#  Other Applications & Softwares  > Access Tables & Databases >  >  Need to import Excel files with 2 rows of column headings into Microsoft Access

## rob_ford16

I'm just getting into Microsoft Access and I need help trying to make sense of data, so sorry for any dumb questions. My problem is this: I have an excel spreadsheet with 2 rows of column headings: one row is the year and the other row lists esimated values and error % (RSE) (see the attached example). My ultimate goal is to import this information into ArcGIS and map but I need to put it into Access and convert to dbf table first. I have about 30 other Excel files with the exact same data but for different areas and they need to be combined. It is confusing to look. I feel like I should reverse Column A values with the column headings, and make column A values the headings. Any help is very much appreciated!

----------


## ConneXionLost

It will depend on what you want to do with the data once it is in Access, but you normally wouldn't make individual columns/fields for each year.  A suggested table would have the following field headings:

RSE_ID
Region
Units
Year
Estimate
RSE

Hope this helps.

----------


## alansidman

I concur with ConneXionLost.  To help you understand this, look at this presentation of relational databases.

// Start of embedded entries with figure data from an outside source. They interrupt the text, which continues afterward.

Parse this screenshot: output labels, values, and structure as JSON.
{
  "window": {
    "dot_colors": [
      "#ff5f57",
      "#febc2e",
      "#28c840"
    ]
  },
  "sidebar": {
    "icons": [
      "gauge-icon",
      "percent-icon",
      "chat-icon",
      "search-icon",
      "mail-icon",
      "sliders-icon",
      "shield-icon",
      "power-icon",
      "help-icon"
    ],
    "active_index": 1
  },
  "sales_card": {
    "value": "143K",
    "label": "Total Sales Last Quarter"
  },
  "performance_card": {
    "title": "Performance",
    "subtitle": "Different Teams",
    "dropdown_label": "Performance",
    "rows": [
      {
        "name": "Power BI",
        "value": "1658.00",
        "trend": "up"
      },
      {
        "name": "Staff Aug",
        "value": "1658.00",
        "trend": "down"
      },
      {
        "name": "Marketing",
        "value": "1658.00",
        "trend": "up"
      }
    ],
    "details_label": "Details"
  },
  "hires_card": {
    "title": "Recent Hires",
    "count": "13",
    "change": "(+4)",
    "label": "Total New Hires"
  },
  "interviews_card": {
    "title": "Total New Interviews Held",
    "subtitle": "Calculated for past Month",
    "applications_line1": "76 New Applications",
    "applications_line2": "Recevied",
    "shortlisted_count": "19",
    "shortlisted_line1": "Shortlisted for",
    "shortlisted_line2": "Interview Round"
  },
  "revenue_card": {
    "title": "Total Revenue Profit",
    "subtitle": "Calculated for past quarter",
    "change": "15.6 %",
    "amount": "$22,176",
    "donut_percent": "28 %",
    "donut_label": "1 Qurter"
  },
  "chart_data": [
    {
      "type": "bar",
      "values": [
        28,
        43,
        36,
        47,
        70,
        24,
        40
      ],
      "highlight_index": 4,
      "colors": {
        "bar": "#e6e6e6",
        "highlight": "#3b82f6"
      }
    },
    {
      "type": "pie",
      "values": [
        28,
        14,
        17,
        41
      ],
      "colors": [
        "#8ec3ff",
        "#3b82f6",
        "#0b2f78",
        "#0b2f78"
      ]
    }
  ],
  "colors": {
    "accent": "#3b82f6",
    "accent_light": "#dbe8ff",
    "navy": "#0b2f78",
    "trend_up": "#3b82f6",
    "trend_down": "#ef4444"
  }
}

http://www.deeptraining.com/litwin/d...aseDesign.aspx

----------


## rob_ford16

So I was correct in assuming I should take the years out of the headings? How would this work? I have multiple years each with their own "estimate" value for different "attributes". If I were to use your example ConneXionLost, I would have to make 11 rows for, say, year 2010 to accommodate all "attributes", "estimates", and "RSE". This would also require extensive manual change to many many spreadsheets which would take time. I am simply wondering if there is anything Access can do to import the data logically, or am I better off just keeping everything in Excel format. I've attached an example spreadsheet with two different formats that I have been playing with, one of them being ConneXion's example. If I have 30 spreadsheets to combine, and each one has 11 rows for each year, I would have almost 2,000 rows of data to enter manually.

----------


## alansidman

Look at this example of normalizing data.  You might be able to adapt something similar.

http://www.datawright.com.au/access_..._using_VBA.htm

----------


## rob_ford16

Thanks again alansidman for the help. Does the attached files' format look like it would work? Thanks again for everyone's help!

----------


## alansidman

Yes, it appears to be normalized.  I would suggest you change the field name "year" to something else.  That term is a reserved word in Access and may cause you some issues later.  Perhaps fYear or EventYear.  Something that is descriptive and makes sense to you.

FYI--Here is a listing of reserved words and characters.

http://office.microsoft.com/en-us/ac...010030643.aspx

----------


## rob_ford16

Thanks again! Also for you people who need to transpose multiple rows into a single column as I did, read this post: 

http://chandoo.org/forums/topic/tran...nto-one-column

This helped me immensely and saved tons of time. Thanks again to all!

----------